At the classroom level, collecting and documenting evidence of students’ classroom performance is a fundamental component of formative instructional practices.

Feedback includes both feedback about instruction and feedback students receive. The entire process is essential to ensure student success. Multiple methods of collecting and documenting evidence should be practiced, including direct behavioral observations, evaluation rubrics, recording devices, general curriculum-based outcome measures, goal attainment scaling, and graphing performance. Using the evidence to influence instructional decisions is the foundation of a culture of assessment.
Building a culture of assessment requires using data as a natural part of every teacher’s professional repertoire. Assessing performance on the standards means assessing the depth of each student’s conceptual understanding as well as knowledge and skills. Not an easy task.
Institutionalizing a continuum of formative assessment options as part of an assessment plan serves multiple purposes. While many teachers utilize a variety of assessment methods, until the results of their assessments are used to make decisions for improving student achievement they are rendered meaningless. Teachers must challenge themselves to lay out the data from daily assessments in a way that shows clearly who is excelling and needing enrichment, who is performing on target, and who needs help. Then, the challenge becomes collaborative to find solutions to support students at each level.
Another foundational element of a culture of assessment is to utilize grade books in a more meaningful way than warehousing grades. Grade books could serve as powerful tools for charting useful information for data-driven decision making.
Questions leaders should be asking of teachers: Is every lesson and unit plan based on assessment data? Is the assessment data recorded in the grade book? Is the data charted and displayed with students? Is the data organized in portfolios or electronic decision-support systems? Are students knowledgeable about their results?
A bigger question that leaders should ask is whether a high functioning PLC culture exists. If it does indeed exist than it’s likely that the answers to the questions above are yes.

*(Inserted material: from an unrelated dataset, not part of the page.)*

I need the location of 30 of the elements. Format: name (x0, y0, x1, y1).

A comprehensive assessment system also includes periodic benchmark assessments usually administered districtwide. These assessments can efficiently provide immediate results of student performance on key standards-based skills in a content area and grade level. Administered at various times during the school year, these periodic assessments can serve to establish entrance-level performances of students when the school year begins, to monitor students’ progress and their strengths and weaknesses throughout the year, to create grouping of students based on their changing skill needs, and to identify interventions for enrichment or additional support.
These assessments should be embedded within instruction. Periodic assessment data should be collected and used during the school year so that it eventually can be incorporated into the school improvement cycle. This level of assessment data impacts the reflective collaboration process of PLC teams. High functioning PLC teams use these periodic results to discuss progress, consequences, and actions with a focus on what actions were taken for students with specific needs. High functioning teams also attribute students success and failure to their behaviors (Attribution theory).
On a larger scale and even further removed from the classroom are annual state assessments. Designed primarily for accountability purposes, they serve to report to external members of the school community a 10,000-foot view of the district’s achievement levels. This data helps curriculum leaders evaluate the effectiveness of the curriculum. It is often used by parents to choose schools. Limited by design since annual state assessments sample broad domains of student knowledge at one point in time, they can be useful as a broad indicator of the school’s effectiveness.
On the largest scale are national and international assessments such as the Programme for International Student Assessment (PISA). While the results of such assessments do not typically trigger any change in education policy they may impact practice. John Hattie, the Director of the Melbourne Education Research Institute at the University of Melbourne where he directs the Science of Learning Research Centre, has gained an international audience dissecting PISA and utilizing its results to influence district, school, and classroom practices.
By aiming to standardize content and learning goals, the US moved towards resembling international educational systems by implementing No Child Left Behind (NCLB) fifteen years ago. PISA results proved NCLB an abject failure. Now a new era of assessment is on the forefront of education reform and it features formative, not summative assessment as its centerpiece.